The problem I am having is as follows: I am making a python script intended to list the .doc(x) and .pdf files which are found in a specified directory tree and return the total sum of their pages:
def allFiles():
page_count = 0
counter = 1
path = pathName()
f = open(path + '\\' + 'Spisak svih fajlova.txt', 'w')
f.write('Spisak fajlova: ' + '\n')
file_list = []
file_path = []
for folderName, subfolders, files in os.walk(path):
for filename in files:
if (filename.endswith('.doc') or filename.endswith('.docx') or filename.endswith('.pdf')):
file_list.append(filename)
file_path.append(os.path.join(folderName, filename))
print('\n' + 'Broj fajlova je: %g' % len(file_list) + '\n')
print(file_list)
print()
# print(file_path)
word = win32com.client.Dispatch('Word.Application')
for filename in file_path:
if filename.endswith('.pdf'):
pdf = PdfFileReader(open(filename, 'rb'))

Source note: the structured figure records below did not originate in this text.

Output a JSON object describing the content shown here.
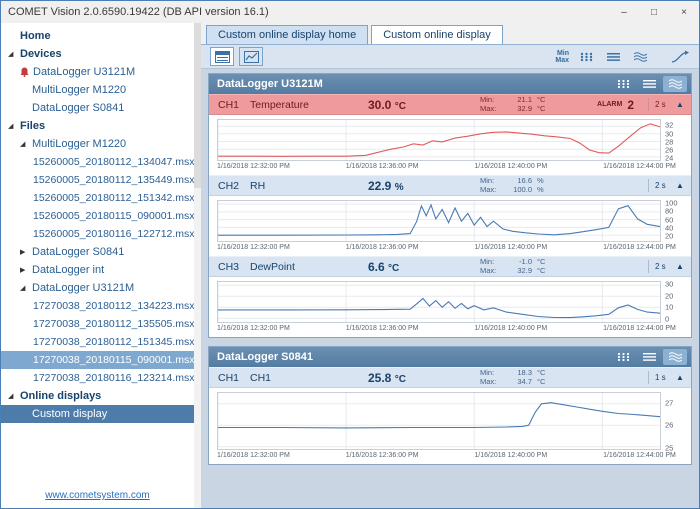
{
  "window": {
    "title": "COMET Vision 2.0.6590.19422 (DB API version 16.1)"
  },
  "icons": {
    "expanded": "◢",
    "collapsed": "▶",
    "collapse_channel": "▲",
    "minimize": "–",
    "maximize": "□",
    "close": "×"
  },
  "sidebar": {
    "link_label": "www.cometsystem.com",
    "items": [
      {
        "label": "Home",
        "type": "header"
      },
      {
        "label": "Devices",
        "type": "header",
        "state": "expanded"
      },
      {
        "label": "DataLogger U3121M",
        "type": "device",
        "alarm": true
      },
      {
        "label": "MultiLogger M1220",
        "type": "device"
      },
      {
        "label": "DataLogger S0841",
        "type": "device"
      },
      {
        "label": "Files",
        "type": "header",
        "state": "expanded"
      },
      {
        "label": "MultiLogger M1220",
        "type": "group",
        "state": "expanded"
      },
      {
        "label": "15260005_20180112_134047.msx",
        "type": "file"
      },
      {
        "label": "15260005_20180112_135449.msx",
        "type": "file"
      },
      {
        "label": "15260005_20180112_151342.msx",
        "type": "file"
      },
      {
        "label": "15260005_20180115_090001.msx",
        "type": "file"
      },
      {
        "label": "15260005_20180116_122712.msx",
        "type": "file"
      },
      {
        "label": "DataLogger S0841",
        "type": "group",
        "state": "collapsed"
      },
      {
        "label": "DataLogger int",
        "type": "group",
        "state": "collapsed"
      },
      {
        "label": "DataLogger U3121M",
        "type": "group",
        "state": "expanded"
      },
      {
        "label": "17270038_20180112_134223.msx",
        "type": "file"
      },
      {
        "label": "17270038_20180112_135505.msx",
        "type": "file"
      },
      {
        "label": "17270038_20180112_151345.msx",
        "type": "file"
      },
      {
        "label": "17270038_20180115_090001.msx",
        "type": "file",
        "selected": true
      },
      {
        "label": "17270038_20180116_123214.msx",
        "type": "file"
      },
      {
        "label": "Online displays",
        "type": "header",
        "state": "expanded"
      },
      {
        "label": "Custom display",
        "type": "display",
        "selected": true
      }
    ]
  },
  "tabs": {
    "items": [
      {
        "label": "Custom online display home",
        "active": false
      },
      {
        "label": "Custom online display",
        "active": true
      }
    ]
  },
  "toolbar": {
    "min_label": "Min",
    "max_label": "Max"
  },
  "panels": [
    {
      "title": "DataLogger U3121M",
      "channels": [
        {
          "id": "CH1",
          "name": "Temperature",
          "value": "30.0",
          "unit": "°C",
          "min_label": "Min:",
          "max_label": "Max:",
          "min_value": "21.1",
          "min_unit": "°C",
          "max_value": "32.9",
          "max_unit": "°C",
          "alarm_label": "ALARM",
          "alarm_count": "2",
          "interval": "2 s",
          "alarm": true,
          "chart": {
            "type": "line",
            "color": "#e05c5c",
            "xlim": [
              0,
              13.8
            ],
            "ylim": [
              23.2,
              33.6
            ],
            "xticks": [
              0,
              4,
              8,
              12
            ],
            "yticks": [
              24,
              26,
              28,
              30,
              32
            ],
            "xtick_labels": [
              "1/16/2018 12:32:00 PM",
              "1/16/2018 12:36:00 PM",
              "1/16/2018 12:40:00 PM",
              "1/16/2018 12:44:00 PM"
            ],
            "points": [
              [
                0,
                24.2
              ],
              [
                1,
                24.2
              ],
              [
                2,
                24.15
              ],
              [
                3,
                24.2
              ],
              [
                4,
                24.2
              ],
              [
                4.6,
                24.4
              ],
              [
                5,
                25.2
              ],
              [
                5.4,
                26.0
              ],
              [
                5.8,
                26.6
              ],
              [
                6.1,
                27.4
              ],
              [
                6.4,
                27.1
              ],
              [
                6.7,
                28.2
              ],
              [
                7,
                27.9
              ],
              [
                7.4,
                28.9
              ],
              [
                7.8,
                29.4
              ],
              [
                8.2,
                30.0
              ],
              [
                8.6,
                30.4
              ],
              [
                9,
                30.5
              ],
              [
                9.4,
                30.2
              ],
              [
                9.8,
                29.9
              ],
              [
                10.2,
                29.5
              ],
              [
                10.6,
                29.2
              ],
              [
                11,
                28.8
              ],
              [
                11.3,
                27.6
              ],
              [
                11.6,
                25.8
              ],
              [
                11.9,
                25.1
              ],
              [
                12.2,
                25.0
              ],
              [
                12.5,
                26.8
              ],
              [
                12.9,
                29.6
              ],
              [
                13.2,
                31.6
              ],
              [
                13.5,
                32.6
              ],
              [
                13.8,
                31.8
              ]
            ]
          }
        },
        {
          "id": "CH2",
          "name": "RH",
          "value": "22.9",
          "unit": "%",
          "min_label": "Min:",
          "max_label": "Max:",
          "min_value": "16.6",
          "min_unit": "%",
          "max_value": "100.0",
          "max_unit": "%",
          "interval": "2 s",
          "alarm": false,
          "chart": {
            "type": "line",
            "color": "#4a7ab5",
            "xlim": [
              0,
              13.8
            ],
            "ylim": [
              5,
              108
            ],
            "xticks": [
              0,
              4,
              8,
              12
            ],
            "yticks": [
              20,
              40,
              60,
              80,
              100
            ],
            "xtick_labels": [
              "1/16/2018 12:32:00 PM",
              "1/16/2018 12:36:00 PM",
              "1/16/2018 12:40:00 PM",
              "1/16/2018 12:44:00 PM"
            ],
            "points": [
              [
                0,
                20
              ],
              [
                2,
                20
              ],
              [
                4,
                20.5
              ],
              [
                5,
                21
              ],
              [
                5.6,
                22
              ],
              [
                6,
                24
              ],
              [
                6.2,
                55
              ],
              [
                6.35,
                95
              ],
              [
                6.5,
                70
              ],
              [
                6.65,
                98
              ],
              [
                6.8,
                62
              ],
              [
                7,
                86
              ],
              [
                7.2,
                52
              ],
              [
                7.4,
                90
              ],
              [
                7.6,
                56
              ],
              [
                7.8,
                76
              ],
              [
                8,
                46
              ],
              [
                8.2,
                66
              ],
              [
                8.4,
                42
              ],
              [
                8.6,
                56
              ],
              [
                8.9,
                36
              ],
              [
                9.2,
                30
              ],
              [
                9.6,
                26
              ],
              [
                10,
                23
              ],
              [
                10.5,
                21
              ],
              [
                11,
                24
              ],
              [
                11.4,
                29
              ],
              [
                11.8,
                34
              ],
              [
                12.2,
                40
              ],
              [
                12.5,
                88
              ],
              [
                12.8,
                96
              ],
              [
                13.1,
                62
              ],
              [
                13.4,
                48
              ],
              [
                13.8,
                42
              ]
            ]
          }
        },
        {
          "id": "CH3",
          "name": "DewPoint",
          "value": "6.6",
          "unit": "°C",
          "min_label": "Min:",
          "max_label": "Max:",
          "min_value": "-1.0",
          "min_unit": "°C",
          "max_value": "32.9",
          "max_unit": "°C",
          "interval": "2 s",
          "alarm": false,
          "chart": {
            "type": "line",
            "color": "#4a7ab5",
            "xlim": [
              0,
              13.8
            ],
            "ylim": [
              -3.5,
              33
            ],
            "xticks": [
              0,
              4,
              8,
              12
            ],
            "yticks": [
              0,
              10,
              20,
              30
            ],
            "xtick_labels": [
              "1/16/2018 12:32:00 PM",
              "1/16/2018 12:36:00 PM",
              "1/16/2018 12:40:00 PM",
              "1/16/2018 12:44:00 PM"
            ],
            "points": [
              [
                0,
                7.5
              ],
              [
                2,
                7.5
              ],
              [
                4,
                7.6
              ],
              [
                5,
                7.8
              ],
              [
                6,
                8.2
              ],
              [
                6.2,
                13
              ],
              [
                6.4,
                18
              ],
              [
                6.6,
                11
              ],
              [
                6.8,
                16
              ],
              [
                7,
                10
              ],
              [
                7.2,
                15
              ],
              [
                7.4,
                9
              ],
              [
                7.6,
                13.5
              ],
              [
                7.8,
                8.5
              ],
              [
                8,
                11.5
              ],
              [
                8.3,
                7.5
              ],
              [
                8.6,
                9.5
              ],
              [
                9,
                5.5
              ],
              [
                9.5,
                3.5
              ],
              [
                10,
                1.5
              ],
              [
                10.5,
                0.6
              ],
              [
                11,
                0.5
              ],
              [
                11.4,
                1.2
              ],
              [
                11.8,
                2.2
              ],
              [
                12.2,
                3.5
              ],
              [
                12.5,
                9.5
              ],
              [
                12.8,
                12
              ],
              [
                13.1,
                8
              ],
              [
                13.4,
                5.5
              ],
              [
                13.8,
                4.5
              ]
            ]
          }
        }
      ]
    },
    {
      "title": "DataLogger S0841",
      "channels": [
        {
          "id": "CH1",
          "name": "CH1",
          "value": "25.8",
          "unit": "°C",
          "min_label": "Min:",
          "max_label": "Max:",
          "min_value": "18.3",
          "min_unit": "°C",
          "max_value": "34.7",
          "max_unit": "°C",
          "interval": "1 s",
          "alarm": false,
          "chart": {
            "type": "line",
            "color": "#4a7ab5",
            "xlim": [
              0,
              13.8
            ],
            "ylim": [
              24.9,
              27.5
            ],
            "xticks": [
              0,
              4,
              8,
              12
            ],
            "yticks": [
              25,
              26,
              27
            ],
            "xtick_labels": [
              "1/16/2018 12:32:00 PM",
              "1/16/2018 12:36:00 PM",
              "1/16/2018 12:40:00 PM",
              "1/16/2018 12:44:00 PM"
            ],
            "points": [
              [
                0,
                25.9
              ],
              [
                2,
                25.9
              ],
              [
                4,
                25.88
              ],
              [
                6,
                25.9
              ],
              [
                8,
                25.9
              ],
              [
                9,
                25.92
              ],
              [
                9.5,
                25.95
              ],
              [
                9.7,
                26.0
              ],
              [
                9.9,
                26.6
              ],
              [
                10.1,
                27.0
              ],
              [
                10.4,
                27.05
              ],
              [
                10.8,
                26.95
              ],
              [
                11.2,
                26.85
              ],
              [
                11.6,
                26.75
              ],
              [
                12,
                26.65
              ],
              [
                12.5,
                26.55
              ],
              [
                13,
                26.5
              ],
              [
                13.4,
                26.45
              ],
              [
                13.8,
                26.4
              ]
            ]
          }
        }
      ]
    }
  ]
}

num_pages = pdf.getNumPages()
page_count += num_pages
f.write('%g. ' % counter + os.path.basename(filename) + ',' + ' %g' % num_pages + ',' + '\n')
counter += 1
elif (filename.endswith('.doc') or filename.endswith('.docx')):
wordfile = word.Documents.Open(filename)
wordfile.Repaginate()
num_pages = wordfile.ComputeStatistics(2)
page_count += num_pages
wordfile.Close()
f.write('%g. ' % counter + os.path.basename(filename) + ',' + ' %g' % num_pages + ',' + '\n')
counter += 1
word.Quit()
f.write('\n' + 'Ukupan broj stranica je: %g' % page_count)
f.close()
print('\n' + 'Broj stranica je: %g' % page_count)
return page_count
The script does its job beautifully until I try to have it process a file with a (Serbian) Cyrillic title or non-English characters.
The error I get is:
Traceback (most recent call last):
File "broj_stranica_2.py", line 165, in <module>
result()
File "broj_stranica_2.py", line 160, in result
allFiles()
File "broj_stranica_2.py", line 122, in allFiles
print(file_list)
File "C:\Anaconda3\lib\encodings\cp852.py", line 19, in encode
return codecs.charmap_encode(input,self.errors,encoding_map)[0]

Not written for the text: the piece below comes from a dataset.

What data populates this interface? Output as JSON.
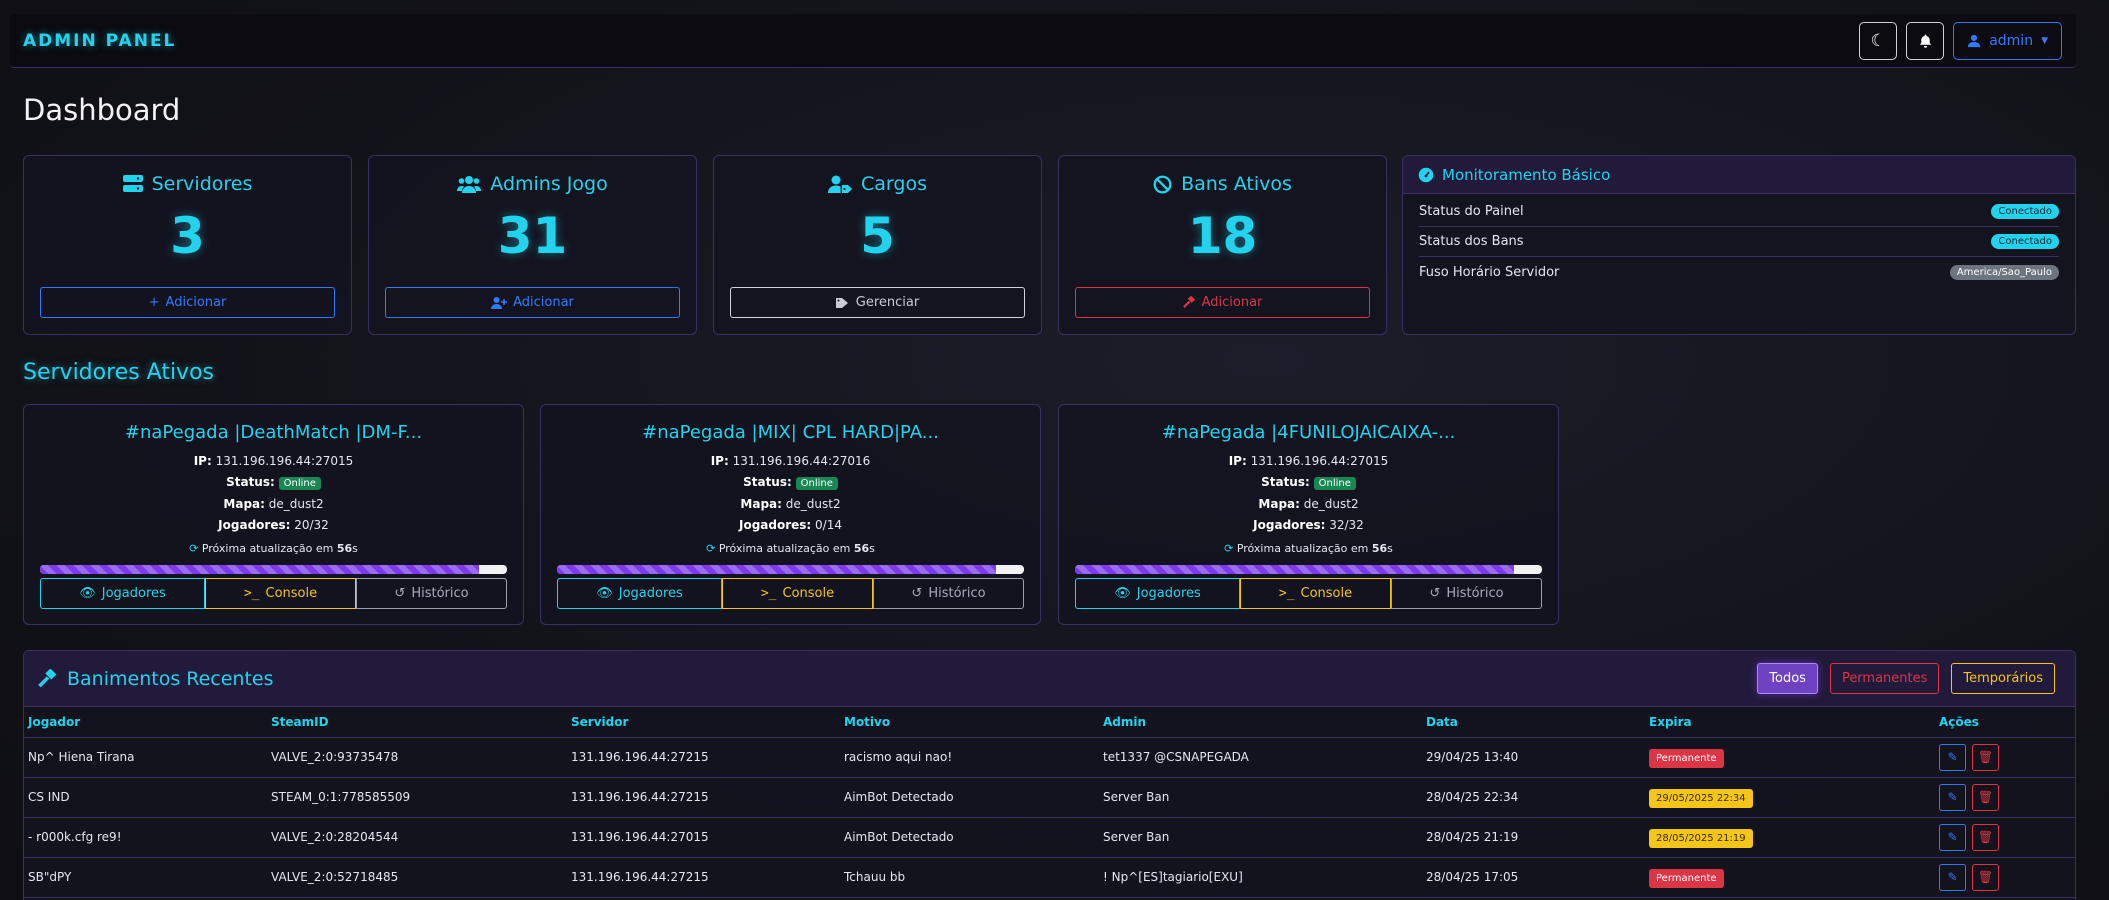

UnicodeEncodeError: 'charmap' codec can't encode characters in position 2-10: character maps to <undefined>
To fix this, I have tried entering chcp 65001
command in my cmd and got partially successful results as it solved the issue of non-English Latin characters.

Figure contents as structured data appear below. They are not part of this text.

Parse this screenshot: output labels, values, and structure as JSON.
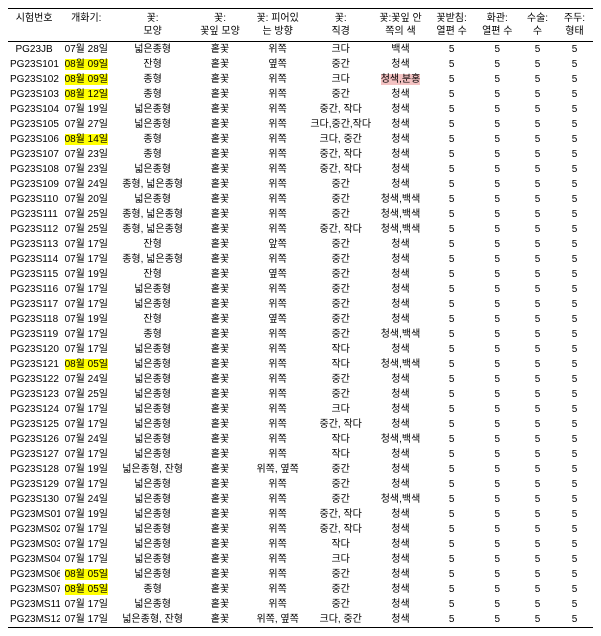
{
  "columns": [
    "시험번호",
    "개화기:",
    "꽃:\n모양",
    "꽃:\n꽃잎 모양",
    "꽃: 피어있\n는 방향",
    "꽃:\n직경",
    "꽃:꽃잎 안\n쪽의 색",
    "꽃받침:\n열편 수",
    "화관:\n열편 수",
    "수술:\n수",
    "주두:\n형태"
  ],
  "highlights": {
    "yellow": [
      [
        1,
        1
      ],
      [
        2,
        1
      ],
      [
        3,
        1
      ],
      [
        6,
        1
      ],
      [
        21,
        1
      ],
      [
        35,
        1
      ],
      [
        36,
        1
      ]
    ],
    "pink": [
      [
        2,
        6
      ]
    ]
  },
  "rows": [
    [
      "PG23JB",
      "07월 28일",
      "넓은종형",
      "홑꽃",
      "위쪽",
      "크다",
      "백색",
      "5",
      "5",
      "5",
      "5"
    ],
    [
      "PG23S101",
      "08월 09일",
      "잔형",
      "홑꽃",
      "옆쪽",
      "중간",
      "청색",
      "5",
      "5",
      "5",
      "5"
    ],
    [
      "PG23S102",
      "08월 09일",
      "종형",
      "홑꽃",
      "위쪽",
      "크다",
      "청색,분홍",
      "5",
      "5",
      "5",
      "5"
    ],
    [
      "PG23S103",
      "08월 12일",
      "종형",
      "홑꽃",
      "위쪽",
      "중간",
      "청색",
      "5",
      "5",
      "5",
      "5"
    ],
    [
      "PG23S104",
      "07월 19일",
      "넓은종형",
      "홑꽃",
      "위쪽",
      "중간, 작다",
      "청색",
      "5",
      "5",
      "5",
      "5"
    ],
    [
      "PG23S105",
      "07월 27일",
      "넓은종형",
      "홑꽃",
      "위쪽",
      "크다,중간,작다",
      "청색",
      "5",
      "5",
      "5",
      "5"
    ],
    [
      "PG23S106",
      "08월 14일",
      "종형",
      "홑꽃",
      "위쪽",
      "크다, 중간",
      "청색",
      "5",
      "5",
      "5",
      "5"
    ],
    [
      "PG23S107",
      "07월 23일",
      "종형",
      "홑꽃",
      "위쪽",
      "중간, 작다",
      "청색",
      "5",
      "5",
      "5",
      "5"
    ],
    [
      "PG23S108",
      "07월 23일",
      "넓은종형",
      "홑꽃",
      "위쪽",
      "중간, 작다",
      "청색",
      "5",
      "5",
      "5",
      "5"
    ],
    [
      "PG23S109",
      "07월 24일",
      "종형, 넓은종형",
      "홑꽃",
      "위쪽",
      "중간",
      "청색",
      "5",
      "5",
      "5",
      "5"
    ],
    [
      "PG23S110",
      "07월 20일",
      "넓은종형",
      "홑꽃",
      "위쪽",
      "중간",
      "청색,백색",
      "5",
      "5",
      "5",
      "5"
    ],
    [
      "PG23S111",
      "07월 25일",
      "종형, 넓은종형",
      "홑꽃",
      "위쪽",
      "중간",
      "청색,백색",
      "5",
      "5",
      "5",
      "5"
    ],
    [
      "PG23S112",
      "07월 25일",
      "종형, 넓은종형",
      "홑꽃",
      "위쪽",
      "중간, 작다",
      "청색,백색",
      "5",
      "5",
      "5",
      "5"
    ],
    [
      "PG23S113",
      "07월 17일",
      "잔형",
      "홑꽃",
      "앞쪽",
      "중간",
      "청색",
      "5",
      "5",
      "5",
      "5"
    ],
    [
      "PG23S114",
      "07월 17일",
      "종형, 넓은종형",
      "홑꽃",
      "위쪽",
      "중간",
      "청색",
      "5",
      "5",
      "5",
      "5"
    ],
    [
      "PG23S115",
      "07월 19일",
      "잔형",
      "홑꽃",
      "옆쪽",
      "중간",
      "청색",
      "5",
      "5",
      "5",
      "5"
    ],
    [
      "PG23S116",
      "07월 17일",
      "넓은종형",
      "홑꽃",
      "위쪽",
      "중간",
      "청색",
      "5",
      "5",
      "5",
      "5"
    ],
    [
      "PG23S117",
      "07월 17일",
      "넓은종형",
      "홑꽃",
      "위쪽",
      "중간",
      "청색",
      "5",
      "5",
      "5",
      "5"
    ],
    [
      "PG23S118",
      "07월 19일",
      "잔형",
      "홑꽃",
      "옆쪽",
      "중간",
      "청색",
      "5",
      "5",
      "5",
      "5"
    ],
    [
      "PG23S119",
      "07월 17일",
      "종형",
      "홑꽃",
      "위쪽",
      "중간",
      "청색,백색",
      "5",
      "5",
      "5",
      "5"
    ],
    [
      "PG23S120",
      "07월 17일",
      "넓은종형",
      "홑꽃",
      "위쪽",
      "작다",
      "청색",
      "5",
      "5",
      "5",
      "5"
    ],
    [
      "PG23S121",
      "08월 05일",
      "넓은종형",
      "홑꽃",
      "위쪽",
      "작다",
      "청색,백색",
      "5",
      "5",
      "5",
      "5"
    ],
    [
      "PG23S122",
      "07월 24일",
      "넓은종형",
      "홑꽃",
      "위쪽",
      "중간",
      "청색",
      "5",
      "5",
      "5",
      "5"
    ],
    [
      "PG23S123",
      "07월 25일",
      "넓은종형",
      "홑꽃",
      "위쪽",
      "중간",
      "청색",
      "5",
      "5",
      "5",
      "5"
    ],
    [
      "PG23S124",
      "07월 17일",
      "넓은종형",
      "홑꽃",
      "위쪽",
      "크다",
      "청색",
      "5",
      "5",
      "5",
      "5"
    ],
    [
      "PG23S125",
      "07월 17일",
      "넓은종형",
      "홑꽃",
      "위쪽",
      "중간, 작다",
      "청색",
      "5",
      "5",
      "5",
      "5"
    ],
    [
      "PG23S126",
      "07월 24일",
      "넓은종형",
      "홑꽃",
      "위쪽",
      "작다",
      "청색,백색",
      "5",
      "5",
      "5",
      "5"
    ],
    [
      "PG23S127",
      "07월 17일",
      "넓은종형",
      "홑꽃",
      "위쪽",
      "작다",
      "청색",
      "5",
      "5",
      "5",
      "5"
    ],
    [
      "PG23S128",
      "07월 19일",
      "넓은종형, 잔형",
      "홑꽃",
      "위쪽, 옆쪽",
      "중간",
      "청색",
      "5",
      "5",
      "5",
      "5"
    ],
    [
      "PG23S129",
      "07월 17일",
      "넓은종형",
      "홑꽃",
      "위쪽",
      "중간",
      "청색",
      "5",
      "5",
      "5",
      "5"
    ],
    [
      "PG23S130",
      "07월 24일",
      "넓은종형",
      "홑꽃",
      "위쪽",
      "중간",
      "청색,백색",
      "5",
      "5",
      "5",
      "5"
    ],
    [
      "PG23MS01",
      "07월 19일",
      "넓은종형",
      "홑꽃",
      "위쪽",
      "중간, 작다",
      "청색",
      "5",
      "5",
      "5",
      "5"
    ],
    [
      "PG23MS02",
      "07월 17일",
      "넓은종형",
      "홑꽃",
      "위쪽",
      "중간, 작다",
      "청색",
      "5",
      "5",
      "5",
      "5"
    ],
    [
      "PG23MS03",
      "07월 17일",
      "넓은종형",
      "홑꽃",
      "위쪽",
      "작다",
      "청색",
      "5",
      "5",
      "5",
      "5"
    ],
    [
      "PG23MS04",
      "07월 17일",
      "넓은종형",
      "홑꽃",
      "위쪽",
      "크다",
      "청색",
      "5",
      "5",
      "5",
      "5"
    ],
    [
      "PG23MS06",
      "08월 05일",
      "넓은종형",
      "홑꽃",
      "위쪽",
      "중간",
      "청색",
      "5",
      "5",
      "5",
      "5"
    ],
    [
      "PG23MS07",
      "08월 05일",
      "종형",
      "홑꽃",
      "위쪽",
      "중간",
      "청색",
      "5",
      "5",
      "5",
      "5"
    ],
    [
      "PG23MS11",
      "07월 17일",
      "넓은종형",
      "홑꽃",
      "위쪽",
      "중간",
      "청색",
      "5",
      "5",
      "5",
      "5"
    ],
    [
      "PG23MS12",
      "07월 17일",
      "넓은종형, 잔형",
      "홑꽃",
      "위쪽, 옆쪽",
      "크다, 중간",
      "청색",
      "5",
      "5",
      "5",
      "5"
    ]
  ]
}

Next, I added # -*- encoding: utf-8 -*-
at the start of the script, but to no avail.
I then tried adding encription='utf8'
and 'rb'
for read binary (to the open statement for the .doc(x) part) which resulted in the same error. Trying the filename.decode(utf8)
gave me the 'string has no decode property' error.
The helper function I am using to get the initial path is:
def pathName():
path = input('Unesi lokaciju fajlova: ')
return path
The Python version I'm using is 3.5.2 (installed with anaconda). Using PyPDF2 to manipulate .pdf files and win32com to manipulate .doc(x).
Names of the files I tried processing are 'асдљњеѕџц.docx' and 'љњегфдасд.pdf'.